Speaker: Juan Caballero (IMDEA Software Institute, ES)
Title: CyberProbe: Towards Internet-Scale Active Detection of Malicious Servers
Juan Caballero is an Assistant Research Professor at the IMDEA Software Institute in Madrid, Spain. His research focuses on security issues in systems, software, and networks. He received his Ph.D. in Electrical and Computer Engineering from Carnegie Mellon University, USA and was a visiting researcher at University of California, Berkeley for two years. His research has appeared (and has won best paper awards) at top security venues. He has
been in the technical committee of venues such as IEEE S&P, NDSS, WWW, RAID, and DIMVA. He is program chair for the 2014 Digital Forensics Research Symposium (DFRWS) and program co-chair for the 2014 EuroSec workshop.

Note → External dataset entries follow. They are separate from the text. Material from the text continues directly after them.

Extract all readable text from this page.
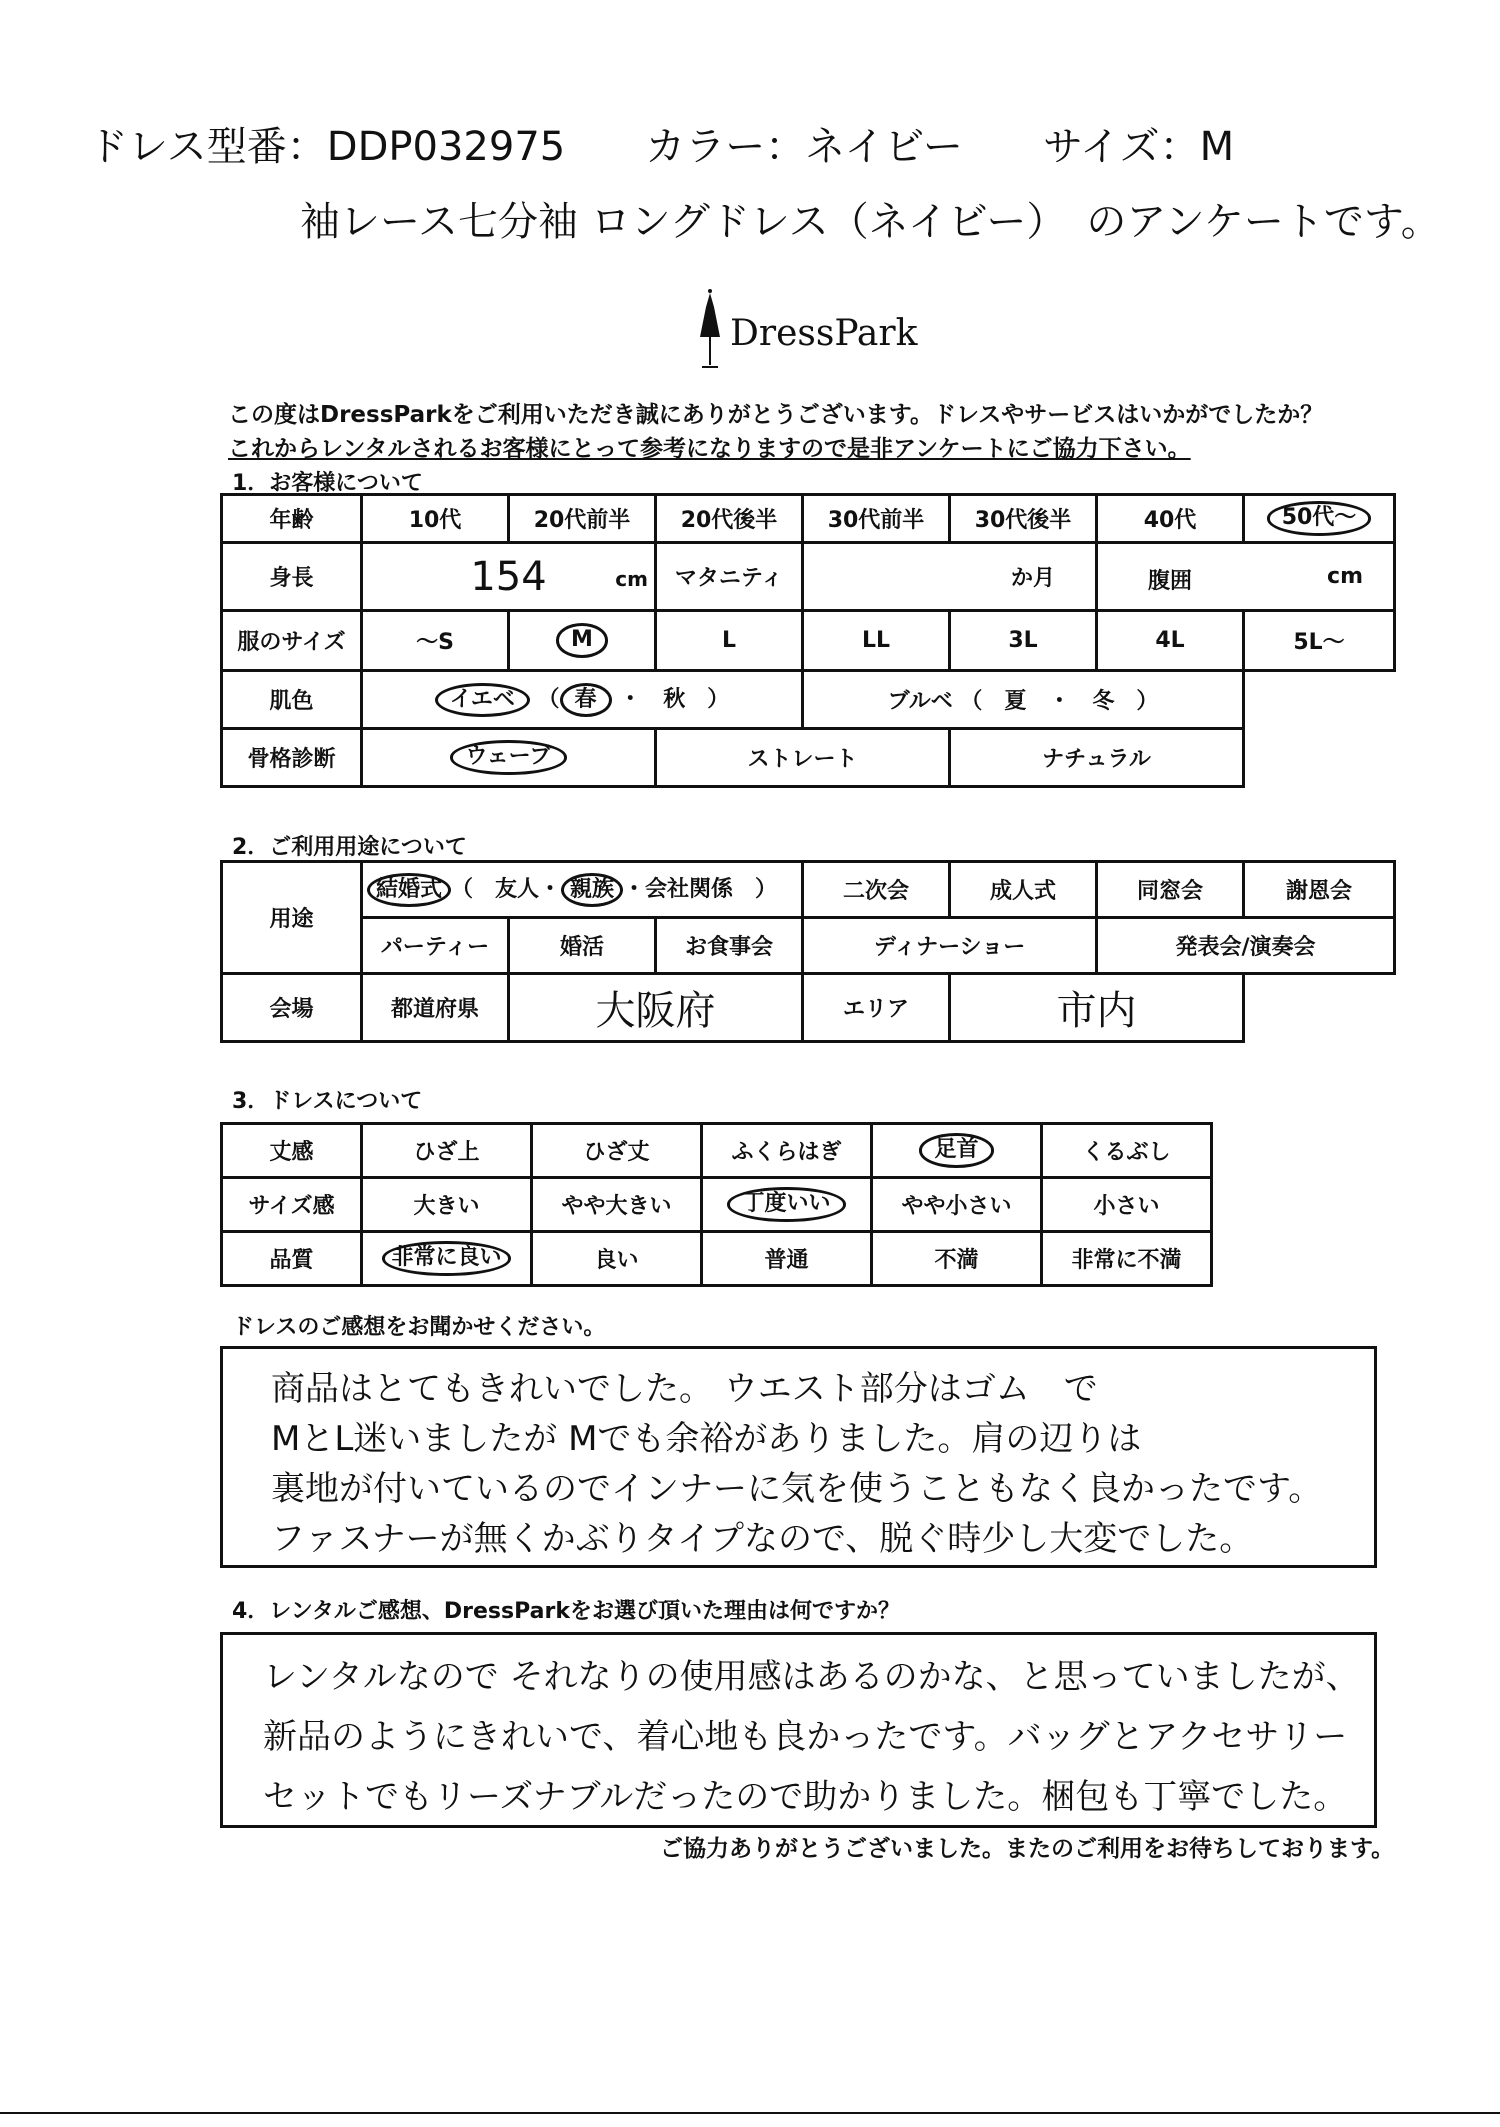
ドレス型番：DDP032975　　カラー：ネイビー　　サイズ：M
袖レース七分袖 ロングドレス（ネイビー）　のアンケートです。
DressPark
この度はDressParkをご利用いただき誠にありがとうございます。ドレスやサービスはいかがでしたか？
これからレンタルされるお客様にとって参考になりますので是非アンケートにご協力下さい。
1．お客様について
年齢	10代	20代前半	20代後半	30代前半	30代後半	40代	50代～
身長	154 cm		マタニティ	か月		腹囲 cm	

服のサイズ	～S	M	L	LL	3L	4L	5L～
肌色	イエベ （ 春 ・　秋　）			ブルベ （　夏　・　冬　）			
骨格診断	ウェーブ		ストレート		ナチュラル		
2．ご利用用途について
用途	結婚式 （　友人・ 親族 ・会社関係　）			二次会	成人式	同窓会	謝恩会
	パーティー	婚活	お食事会	ディナーショー		発表会/演奏会	
会場	都道府県	大阪府		エリア	市内		
3．ドレスについて
丈感	ひざ上	ひざ丈	ふくらはぎ	足首	くるぶし
サイズ感	大きい	やや大きい	丁度いい	やや小さい	小さい
品質	非常に良い	良い	普通	不満	非常に不満
ドレスのご感想をお聞かせください。
商品はとてもきれいでした。 ウエスト部分はゴム　で
MとL迷いましたが Mでも余裕がありました。肩の辺りは
裏地が付いているのでインナーに気を使うこともなく良かったです。
ファスナーが無くかぶりタイプなので、脱ぐ時少し大変でした。
4．レンタルご感想、DressParkをお選び頂いた理由は何ですか？
レンタルなので それなりの使用感はあるのかな、と思っていましたが、
新品のようにきれいで、着心地も良かったです。バッグとアクセサリー
セットでもリーズナブルだったので助かりました。梱包も丁寧でした。
ご協力ありがとうございました。またのご利用をお待ちしております。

Cybercriminals use different types of geographically distributed servers to run their operations such as C&C servers for managing their malware, exploit servers to distribute the malware, payment servers for monetization, and redirectors for anonymity. Identifying the server infrastructure used by a cybercrime operation is fundamental for defenders, as it enables take-downs that can disrupt the operation and is a critical step towards identifying the criminals behind it. In this paper, we propose a novel active probing approach for detecting malicious servers and compromised hosts that listen for (and react to) incoming network requests. We have implemented our active probing approach in a tool called CyberProbe and have used CyberProbe to identify 151 malicious servers and 7,881 P2P bots.